Masyarakat atau setidaknya perwakilan masyarakat menilai bahwa RKUHP baru terlalu pro penguasa, antidemokrasi, melanggengkan korupsi dan terlalu mencampuri ranah privat. Demonstrasi digelar, korban jatuh dan pengesahan ditunda. Dalam masa penundaan itulah aspirasi masyarakat ditampung.

Tapi, ada yang menarik dalam aspirasi. Dalam hal menyalurkan aspirasi, suara DPR adalah suara rakyat. Suara DPR jugalah yang merumuskan RKUHP. Dan suara rakyat menolaknya. Sebuah paradoks terjadi. Dan kita sama-sama tahu, ketika paradoks terjadi di dalam dunia politik, berarti ada sesuatu yang salah.

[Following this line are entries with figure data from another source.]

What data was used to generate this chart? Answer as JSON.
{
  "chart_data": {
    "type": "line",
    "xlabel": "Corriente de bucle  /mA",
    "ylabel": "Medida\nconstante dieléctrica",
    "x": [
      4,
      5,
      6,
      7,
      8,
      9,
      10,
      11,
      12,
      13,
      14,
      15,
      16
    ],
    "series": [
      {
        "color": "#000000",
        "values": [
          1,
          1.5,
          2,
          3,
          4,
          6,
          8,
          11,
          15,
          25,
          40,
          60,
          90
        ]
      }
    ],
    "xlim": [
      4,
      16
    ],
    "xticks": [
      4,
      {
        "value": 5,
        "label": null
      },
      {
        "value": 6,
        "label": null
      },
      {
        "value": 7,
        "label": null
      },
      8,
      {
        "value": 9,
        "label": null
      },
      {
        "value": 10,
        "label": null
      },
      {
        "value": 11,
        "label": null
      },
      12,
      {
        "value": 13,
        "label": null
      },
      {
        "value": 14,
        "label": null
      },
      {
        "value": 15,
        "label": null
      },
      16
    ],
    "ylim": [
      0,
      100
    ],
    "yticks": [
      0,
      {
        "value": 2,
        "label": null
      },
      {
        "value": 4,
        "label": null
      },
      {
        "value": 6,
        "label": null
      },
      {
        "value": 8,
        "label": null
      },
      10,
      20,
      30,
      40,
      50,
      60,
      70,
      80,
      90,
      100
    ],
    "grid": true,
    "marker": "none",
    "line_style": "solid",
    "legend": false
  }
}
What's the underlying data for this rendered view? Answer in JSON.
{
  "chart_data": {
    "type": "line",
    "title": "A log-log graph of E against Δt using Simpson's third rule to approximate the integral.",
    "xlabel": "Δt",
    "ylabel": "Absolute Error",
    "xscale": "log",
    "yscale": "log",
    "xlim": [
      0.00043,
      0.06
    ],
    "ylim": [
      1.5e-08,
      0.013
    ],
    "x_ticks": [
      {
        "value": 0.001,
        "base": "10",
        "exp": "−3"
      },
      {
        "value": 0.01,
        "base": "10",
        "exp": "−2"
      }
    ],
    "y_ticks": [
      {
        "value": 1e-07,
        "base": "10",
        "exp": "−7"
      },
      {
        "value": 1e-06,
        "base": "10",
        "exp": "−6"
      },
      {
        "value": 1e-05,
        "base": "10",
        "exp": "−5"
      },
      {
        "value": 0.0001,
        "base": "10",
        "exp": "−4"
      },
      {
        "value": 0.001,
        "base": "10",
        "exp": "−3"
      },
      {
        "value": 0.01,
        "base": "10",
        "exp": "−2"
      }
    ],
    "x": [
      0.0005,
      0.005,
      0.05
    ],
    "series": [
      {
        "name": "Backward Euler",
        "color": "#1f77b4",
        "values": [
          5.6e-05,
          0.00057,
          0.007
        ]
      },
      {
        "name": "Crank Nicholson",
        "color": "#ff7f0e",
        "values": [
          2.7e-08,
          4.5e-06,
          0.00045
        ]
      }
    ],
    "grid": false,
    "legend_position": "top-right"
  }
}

Entah dimana kesalahan itu. Kesalahan dalam redaksi pasal-pasal dalam Wetboek van Strafrecht yang tidak memiliki padanan kata yang pas jika diterjemahkan ke bahasa Indonesia atau kesalahan pengadopsian undang-undang barat sejak semula. Yang jelas, menyajikan gado-gado yang enak dengan resep hamburger tahun 1963 memang bukanlah pekerjaan yang mudah dilakukan.